Pero, en ese momento, no me sentía con ánimos de hacerle saber a Sam que su nombre estaría ligado al de Nash tanto en recuerdos como en eventos. Desde Cristin, ellos dos habían firmado un convenio de circunstancias. Casi como si hubieran decidido llevarse en la mente para toda la vida; algún día, sentado en su despacho y admirando su recorrido por la vida, Sam rememoraría la vez en la que ayudó a destruir la dignidad de una chica inocente.

Y Nash..., bueno, él quizás se regodearía en el recuerdo de haber cumplido una promesa.

—Voy a mandarle un texto —dije y saqué el móvil—, así me busca mañana para charlar sobre ello.

—Puede que no le agrade la idea de Nash y tú hablando —musitó Siloh.

Miraba su libro con aire crítico, y hacía señalamientos con un marcador.
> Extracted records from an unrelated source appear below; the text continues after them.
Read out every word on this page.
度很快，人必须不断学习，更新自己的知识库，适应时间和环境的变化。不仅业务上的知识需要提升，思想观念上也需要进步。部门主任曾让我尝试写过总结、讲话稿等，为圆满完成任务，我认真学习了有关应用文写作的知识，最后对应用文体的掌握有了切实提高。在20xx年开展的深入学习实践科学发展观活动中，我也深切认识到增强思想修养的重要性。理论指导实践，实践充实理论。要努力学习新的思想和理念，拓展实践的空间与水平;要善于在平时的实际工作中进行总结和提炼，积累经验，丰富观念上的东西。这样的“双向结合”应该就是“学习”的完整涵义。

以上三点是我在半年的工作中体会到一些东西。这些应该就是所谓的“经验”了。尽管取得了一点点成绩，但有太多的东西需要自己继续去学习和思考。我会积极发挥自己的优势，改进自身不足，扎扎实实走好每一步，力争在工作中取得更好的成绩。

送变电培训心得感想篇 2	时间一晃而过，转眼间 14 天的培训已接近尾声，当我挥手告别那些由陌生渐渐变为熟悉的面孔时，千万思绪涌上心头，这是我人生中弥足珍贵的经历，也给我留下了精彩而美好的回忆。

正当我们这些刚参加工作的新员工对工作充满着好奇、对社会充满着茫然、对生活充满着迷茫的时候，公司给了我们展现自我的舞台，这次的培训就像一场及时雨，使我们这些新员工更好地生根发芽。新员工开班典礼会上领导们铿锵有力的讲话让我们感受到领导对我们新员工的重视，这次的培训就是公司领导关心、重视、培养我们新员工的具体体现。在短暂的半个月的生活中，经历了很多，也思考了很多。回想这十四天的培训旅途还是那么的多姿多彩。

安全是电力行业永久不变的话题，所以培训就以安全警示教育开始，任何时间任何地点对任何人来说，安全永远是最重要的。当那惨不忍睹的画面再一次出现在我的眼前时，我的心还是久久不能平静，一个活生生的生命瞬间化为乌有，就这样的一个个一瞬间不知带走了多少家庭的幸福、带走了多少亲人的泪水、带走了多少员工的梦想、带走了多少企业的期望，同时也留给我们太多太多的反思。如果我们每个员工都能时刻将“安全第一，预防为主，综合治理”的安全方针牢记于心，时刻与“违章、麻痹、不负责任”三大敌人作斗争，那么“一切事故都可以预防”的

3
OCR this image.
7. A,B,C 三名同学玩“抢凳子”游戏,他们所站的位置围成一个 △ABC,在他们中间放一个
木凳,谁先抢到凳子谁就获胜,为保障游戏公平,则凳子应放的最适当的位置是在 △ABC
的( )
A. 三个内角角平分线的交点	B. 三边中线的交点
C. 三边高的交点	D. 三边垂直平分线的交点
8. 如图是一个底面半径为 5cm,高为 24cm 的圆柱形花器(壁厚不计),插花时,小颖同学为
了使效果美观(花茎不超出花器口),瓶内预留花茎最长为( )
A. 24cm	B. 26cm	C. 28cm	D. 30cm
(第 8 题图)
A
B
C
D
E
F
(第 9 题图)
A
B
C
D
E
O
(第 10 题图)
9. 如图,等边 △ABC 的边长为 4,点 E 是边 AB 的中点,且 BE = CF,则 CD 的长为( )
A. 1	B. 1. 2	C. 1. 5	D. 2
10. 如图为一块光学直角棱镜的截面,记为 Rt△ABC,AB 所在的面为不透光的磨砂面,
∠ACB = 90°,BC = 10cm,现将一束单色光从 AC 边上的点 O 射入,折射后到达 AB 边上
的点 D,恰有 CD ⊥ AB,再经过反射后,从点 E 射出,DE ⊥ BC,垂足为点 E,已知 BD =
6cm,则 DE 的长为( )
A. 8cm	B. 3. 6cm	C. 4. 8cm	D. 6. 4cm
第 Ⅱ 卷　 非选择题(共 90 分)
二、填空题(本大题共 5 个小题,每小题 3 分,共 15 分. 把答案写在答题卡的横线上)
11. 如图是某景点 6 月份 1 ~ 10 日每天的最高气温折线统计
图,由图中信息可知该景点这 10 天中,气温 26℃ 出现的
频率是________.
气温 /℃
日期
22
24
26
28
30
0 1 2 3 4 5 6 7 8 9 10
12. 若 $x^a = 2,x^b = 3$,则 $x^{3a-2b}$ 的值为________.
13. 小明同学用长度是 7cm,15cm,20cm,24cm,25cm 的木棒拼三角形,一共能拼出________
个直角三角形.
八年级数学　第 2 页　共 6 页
La miré unos instantes para poder contemplar las facciones que compartía en parecido con su hermano. Sentí que las emociones me provocaban un evento antinatural en el estómago; ojalá que no fuera nada grave porque ya no estaba acostumbrada a jugar en un vaivén de sentimientos.

De hecho, por primera vez en dos años, me sentí... traicionada por mi propio cuerpo.

—No tendría por qué importarle —dije.

—Pero lo hace —se burló Siloh.

Puse los ojos en blanco, mientras acababa de mandarle el mensaje a Sam para citarlo mañana. Me respondió que me recogía a la hora de la comida, porque también quería hablar de un asunto pendiente conmigo.